It has been a little over a month since I attended this year’s Tableau Conference in sunny San Diego. It was my first time experiencing the conference in all its glory and glamour. I attended a handful of breakout sessions and hands-on trainings, which was immensely helpful to not only my design skills, but also my understanding of Tableau in a broader sense.

My favourite sessions were 8 Ways to Elevate Your Text Tables by Eric Balash and Cait Sojka and How to Do Cool Stuff in Tableau by Ken and Kevin Flerlage (+ their aftershow: Cool Stuff Deep Dive). After attending both their sessions, I learnt some valuable (design) tips and tricks that I have already started using in my own dashboards. These are my favourite ones:

KPI’s – The Short Version

Creating KPI labels in a visualisation can be a tedious process. Usually it takes a few calculations to get the right numbers and symbols you want to see.

For example, to get a bar chart such as the chart above, you would need to add multiple calculations to Label in the Marks card – a calculation calculating the difference between the Actual Sales and Annual Sales Targets; a calculation turning that number into an absolute value; and a calculation for the arrows:

But Ken and Kevin Flerlage showed that there is an easier way to achieve this, without all the necessary steps, which is by simply making changes to the Number Format of the field you are using for your up and down arrows.

To explain this trick in more detail, the default format of the Sales Target field is “$”#,##0,.0K;-“$”#,##0,.0K. The first half (until the semi-colon) represents the positive number, and the second half represents the negative number (therefore the “-” sign at the beginning).

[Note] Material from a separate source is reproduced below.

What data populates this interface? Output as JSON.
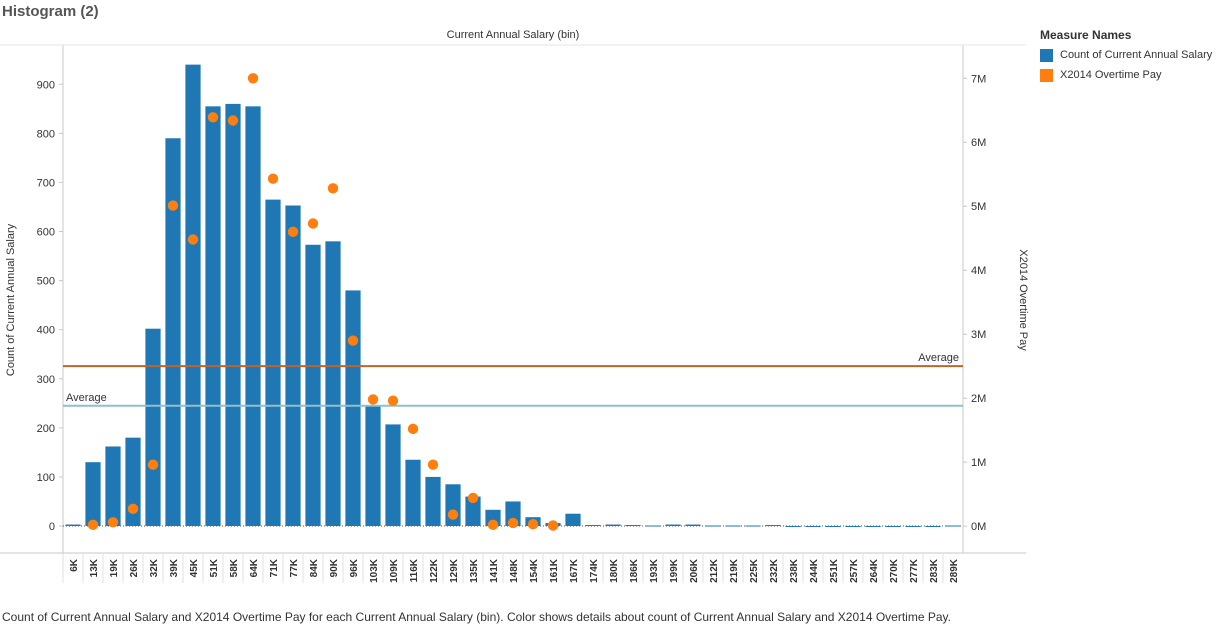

By adding the up arrow before the first half and the down arrow before the second half, and deleting the “-” sign to make the number an absolute, the arrows automatically turn into an absolute number with the correct arrows.

Sizing Two Dashboard Elements

The next trick is something I have struggled with in my own dashboards. When adding two (e.g. KPI) sheets to a dashboard, it can be difficult to adjust them to exactly the same size.

You can use Size on the Mark’s card and try changing the size of the two squares in the sheets by making an estimate, but there’s a much easier way to do this without guessing. By uploading this dashboard to Tableau Public, editing it in the WebEditor, there is an option to change the size of these sheets precisely.

Do that for both sheets, and that’s how you can make both squares in the sheets the same size!

Renaming a Dimension

When creating a crosstab in Tableau, sometimes you want to change the headers of the different fields in the view. With measures, this is a matter of editing the alias of the field. But what if we want to do the same thing to dimensions? There is no ‘Edit Alias’ option for these types of fields. There are multiple ways to go about this. You can rename the dimension, which is sometimes not a favourable option considering traceability. You can also duplicate the dimension and give it a new name there, but that might lead to a lot of mess in your data pane. A quick and easy way I learned is to double click on the field in the visualisation, edit the field in line by adding // to it, and writing the desired name of your dimension. So if the name of your dimension is originally Segment and you want to change it to Customer Segment, you would double click on the Segment field, and edit it in line to:

//Customer Segment
[Segment]

This would change the title of the Segment field without having to duplicate it or renaming the field completely.

Single-row Drill down

The last trick I learnt is from the 8 Ways to Elevate Your Text Tables session. When creating a view with a very large table, there is a way to decrease the size of the crosstab with a drill down calculation. In the following example I created a table using the Superstore dataset, which will give users the ability to click on a Category value, and expand out to the related Sub-Category value.

The calculation shown in the screen recording above returns the related sub-category when a category is chosen in the parameter control, otherwise it returns a blank space. You can also use a parameter action in stead of a parameter control, which would allow the user to click directly on a category value to expand the related sub-categories.

Those were the tricks! Be sure to check out two of my favourite sessions of this year’s TC – 8 Ways to Elevate Your Text Tables by Eric Balash and Cait Sojka and How to Do Cool Stuff in Tableau by Ken and Kevin Flerlage (+ their aftershow: Cool Stuff Deep Dive).